Monday, July 4, 2011

On Any Given Day

You wake up because two walls of your bedroom are floor to ceiling windows. Though there are drapes covering them, they don't block out all the light. So 5:00 am, hello. The bed has no box springs; the mattress is mattress and box spring all rolled up in one. The bed is only covered with a duvet-on-comforter. No sheet, no light blanket, just a big honking comforter. The air conditioning unit is above your head and blows cold air down on you, off and on through the wee hours. Too cold without the comforter, too hot with it.

You get up for some quiet time sans children, and eat breakfast in the little kitchen. You've purchased five separate boxes of cold cereal in the hopes of finding something without sugar. No luck. Even the Special K seems sugar-coated. There is muesli, but at about $9 a bag, you'll make do with the sugary stuff. At least for now. There are several different colors of milk cartons at the grocery store; you've yet to figure out which one is skim. The last time you got pink, and just now, you realize you might have purchased strawberry-flavored milk. Hm. Maybe you'll have bread for breakfast today.

The bread you can buy is mostly either artisanal-type bread for about $4 for a very small loaf, or a spongy white bread. You rejoiced the day you found a wheat-ish type sandwich bread with sunflower seeds in it. There's no toaster in your kitchen, not even an oven, so you eat the bread untoasted, with either strawberry jam or European butter.

Time to shower. The shower is not really separated from the the rest of the bathroom. There's a shower curtain that doesn't reach the floor, but keeps much of the water contained. Koreans simply have a pair of rubber sandals they keep at the entrance to the bathroom for people to wear as they walk in to keep their feet from getting wet.

The shower is lovely, though it's tight quarters in there. You dry yourself off with the serviceable towels. Not much more can be said of them. Since the floor is all wet, you sneak into the closet next door to get dressed. The closet has a big mirror, a light, two bars for hanging clothes, two drawers, and two shelves. But only three hangers.

The gingerbread boys are up now and playing. It's time to get them moving. You pack up a snack: two containers of something crunchy and a few water bottles, the subway map, and bag of stuff: camera, Korean book, tissues, mints. You make sure you have the room key and the transit cards. One of them runs ahead to push the elevator button. There are two elevators, and a person could grow old waiting for one of them to come--or else melt, since the hallway is not air-conditioned.
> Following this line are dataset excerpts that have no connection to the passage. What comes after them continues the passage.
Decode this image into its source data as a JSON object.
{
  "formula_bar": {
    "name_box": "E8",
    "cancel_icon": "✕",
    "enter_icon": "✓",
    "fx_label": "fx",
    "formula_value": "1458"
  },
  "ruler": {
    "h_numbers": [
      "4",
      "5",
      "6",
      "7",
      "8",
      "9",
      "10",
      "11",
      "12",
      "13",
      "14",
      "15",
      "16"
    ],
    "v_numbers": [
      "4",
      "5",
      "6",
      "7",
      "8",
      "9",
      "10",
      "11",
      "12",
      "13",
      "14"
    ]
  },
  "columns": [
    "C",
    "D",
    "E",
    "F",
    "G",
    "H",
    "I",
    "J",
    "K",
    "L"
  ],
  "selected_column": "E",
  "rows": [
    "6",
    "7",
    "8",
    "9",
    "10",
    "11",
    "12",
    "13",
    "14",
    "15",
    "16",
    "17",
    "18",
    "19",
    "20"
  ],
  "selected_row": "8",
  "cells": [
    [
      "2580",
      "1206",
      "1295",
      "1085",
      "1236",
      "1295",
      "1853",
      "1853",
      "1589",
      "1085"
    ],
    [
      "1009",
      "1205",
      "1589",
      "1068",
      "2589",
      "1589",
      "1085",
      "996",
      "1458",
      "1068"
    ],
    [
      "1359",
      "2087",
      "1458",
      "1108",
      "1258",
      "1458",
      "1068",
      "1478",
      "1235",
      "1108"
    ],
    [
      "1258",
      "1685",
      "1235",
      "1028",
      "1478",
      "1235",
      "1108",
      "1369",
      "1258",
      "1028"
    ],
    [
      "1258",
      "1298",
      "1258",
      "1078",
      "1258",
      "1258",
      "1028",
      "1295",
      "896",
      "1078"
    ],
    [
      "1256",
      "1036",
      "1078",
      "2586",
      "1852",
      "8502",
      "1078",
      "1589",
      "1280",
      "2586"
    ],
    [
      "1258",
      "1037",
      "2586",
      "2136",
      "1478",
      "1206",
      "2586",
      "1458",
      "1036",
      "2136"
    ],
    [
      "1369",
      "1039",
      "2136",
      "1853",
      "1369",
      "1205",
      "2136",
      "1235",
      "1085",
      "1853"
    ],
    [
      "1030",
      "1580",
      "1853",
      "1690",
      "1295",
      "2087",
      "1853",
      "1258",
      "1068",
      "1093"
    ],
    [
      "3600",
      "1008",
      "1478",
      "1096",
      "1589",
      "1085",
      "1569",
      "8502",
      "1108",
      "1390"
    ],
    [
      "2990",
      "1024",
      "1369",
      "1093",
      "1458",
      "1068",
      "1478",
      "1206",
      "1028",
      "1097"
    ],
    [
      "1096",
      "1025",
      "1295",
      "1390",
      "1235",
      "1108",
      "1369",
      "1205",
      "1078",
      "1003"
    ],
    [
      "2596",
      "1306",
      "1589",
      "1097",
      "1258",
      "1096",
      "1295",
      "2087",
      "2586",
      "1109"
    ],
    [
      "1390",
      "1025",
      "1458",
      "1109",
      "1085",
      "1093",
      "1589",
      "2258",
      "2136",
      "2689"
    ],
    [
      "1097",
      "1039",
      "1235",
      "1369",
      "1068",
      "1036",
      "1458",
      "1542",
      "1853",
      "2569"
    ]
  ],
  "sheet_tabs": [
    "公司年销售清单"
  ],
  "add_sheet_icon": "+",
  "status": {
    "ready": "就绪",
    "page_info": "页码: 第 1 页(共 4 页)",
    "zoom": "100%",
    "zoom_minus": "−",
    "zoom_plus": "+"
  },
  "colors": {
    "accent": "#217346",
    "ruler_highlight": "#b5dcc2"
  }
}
You ride downstairs in a packed elevator car, full of Korean women with blue-polished toenails peeking out of gladiator sandals, and Korean men checking their hair in the mirror.

Downstairs, you walk past the guard desk, and out the door. The gingerbread boys opt to go through the rotating door. To the right of the hotel is the Lotteria, Korea's answer to fast food. A speaker sits above the door and blares pop music. A bus stop is in front of you, and people wait as bus after bus arrives and then departs in a cloud of exhaust.  Next to that is a fruit vendor, with neat pyramids of round plums and tomatoes. Bananas sit at the edge, striped, next to the small yellow melons.

You cross a street, and enter into the zone of street vendors. To the right is someone selling socks--piles upon piles of socks. To the left are racks of men's shirts and pants. Beyond that underwear--mens and then ladies--then tables and round racks of women's clothing, and racks of shoes. It's like K-Mart on the street, but with salespeople hawking their wares with microphone and speaker. No blue-light specials here.

Across from the clothing vendors are the food vendors, with trays of California rolls, and plates of batter-fried octopus, shrimp, sweet potato, crab, and hard-boiled eggs. Some sell boiled corn on the cob. Down the street is the roasted chestnut guy.


Finally, you reach the corner, and with that the subway station: the entrance to a sort of underground purgatory with crowds of people and heat and noise, and the beginning of an adventure.